Con After Blue, el director del título de culto Les garçons sauvages se consagra como infatigable creador (y mezclador) de imágenes y sonidos imposibles. Todo parece nuevo, todo recuerda a la excitación de esa primera vez en que nos enfrentamos a una experiencia para la que nadie nos había preparado. Como si fuéramos alienígenas en un mundo todavía por explorar. Ahora entra en escena la supuesta villana de la función: la temible Kate Bush, maldición desenterrada que pondrá en jaque el delirante orden de este planeta de las mujeres. Todas la temen, menos Roxy, que rima con Toxic. Ella misma se da cuenta de que Bush (“arbusto” en inglés) rima con bouche (“boca” en francés), y claro, no puede resistirse a disolver una cosa con la otra.
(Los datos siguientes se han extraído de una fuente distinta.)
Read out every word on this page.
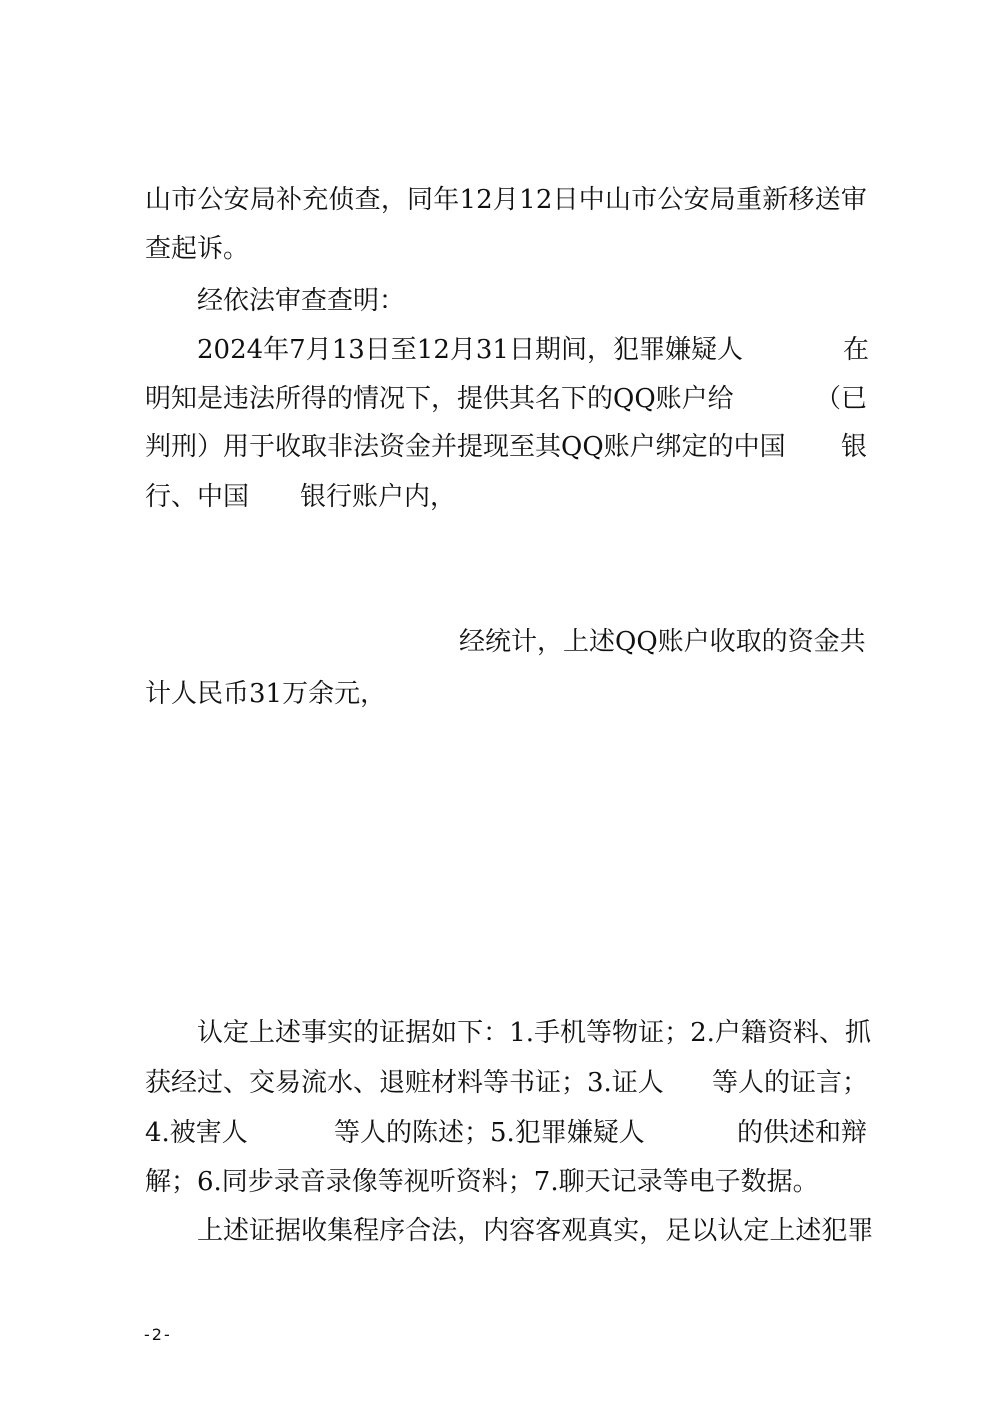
山 市 公 安 局 补 充 侦 查 ， 同 年 1 2 月 1 2 日 中 山 市 公 安 局 重 新 移 送 审
查起诉。
经依法审查查明：
2024年7月13日至12月31日期间，犯罪嫌疑人	在
明知是违法所得的情况下，提供其名下的QQ账户给	（已
判刑）用于收取非法资金并提现至其QQ账户绑定的中国 银
行、中国 银行账户内，
经统计，上述QQ账户收取的资金共
计人民币31万余元，
认 定 上 述 事 实 的 证 据 如 下 ： 1 . 手 机 等 物 证 ； 2 . 户 籍 资 料 、 抓
获经过、交易流水、退赃材料等书证；3.证人 等人的证言；
4.被害人	等人的陈述；5.犯罪嫌疑人	的供述和辩
解；6.同步录音录像等视听资料；7.聊天记录等电子数据。
上 述 证 据 收 集 程 序 合 法 ， 内 容 客 观 真 实 ， 足 以 认 定 上 述 犯 罪
-2-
“El sabor del arbusto en mi boca… el sabor del arbusto en mi boca”, como esos mantras con los que las palabras, a fuerza de repetirlas, pierden su sentido original para, a lo mejor, adquirir otro. Todo en After Blue está sujeto al poder transformador que surge de la interacción entre imágenes. El rostro de una mujer nos lleva a otro, y este al de un hombre, y este al de un ser de género no binario. Del mismo modo, la partitura omnipresente, tan importante como las líneas de diálogo, pasa del órgano a la batería, de los coros celestiales a los ritmos disco, de lo sinfónico a lo punk.

Esta película bien podría ser la poción preparada por un alquimista cósmico; el resultado de remover, con genio furioso y libido disparada, los procesos con los que operan nuestros sentidos. La ingesta de dicho brebaje invoca un efecto sinestésico que es pura poesía. Tarde o temprano, todo acaba rimando en After Blue: Roxy con Toxic, Bush con Bouche, pero también el verde con el naranja, el cuarzo con la arena, las yeguas con los gusanos, la purpurina con la bruma, la bruja con la peluquera, el útero con el tercer ojo… En más de una ocasión, el director y guionista, enfermizamente detallista, amaga con enseñarnos una criatura increíble, pero esta, de alguna manera, se resiste a ser completamente encuadrada. Fuertes pulsiones lovecraftianas laten también en este cuento que parece llegado de una dimensión muy lejana y extraña. Una dimensión regida por leyes que llaman al caos, presidida por geografías de cromatismo absurdo y habitada por una vegetación que desafía a cualquier lógica. Un reino imposible de ver, escuchar y entender (como lo era, por ejemplo, el de Mamoru Oshii en Angel’s Egg); un reino que no puede ser reproducido fielmente por ninguna palabra ni ninguna imagen, pero que a lo mejor sí por la unión excesiva de todas ellas.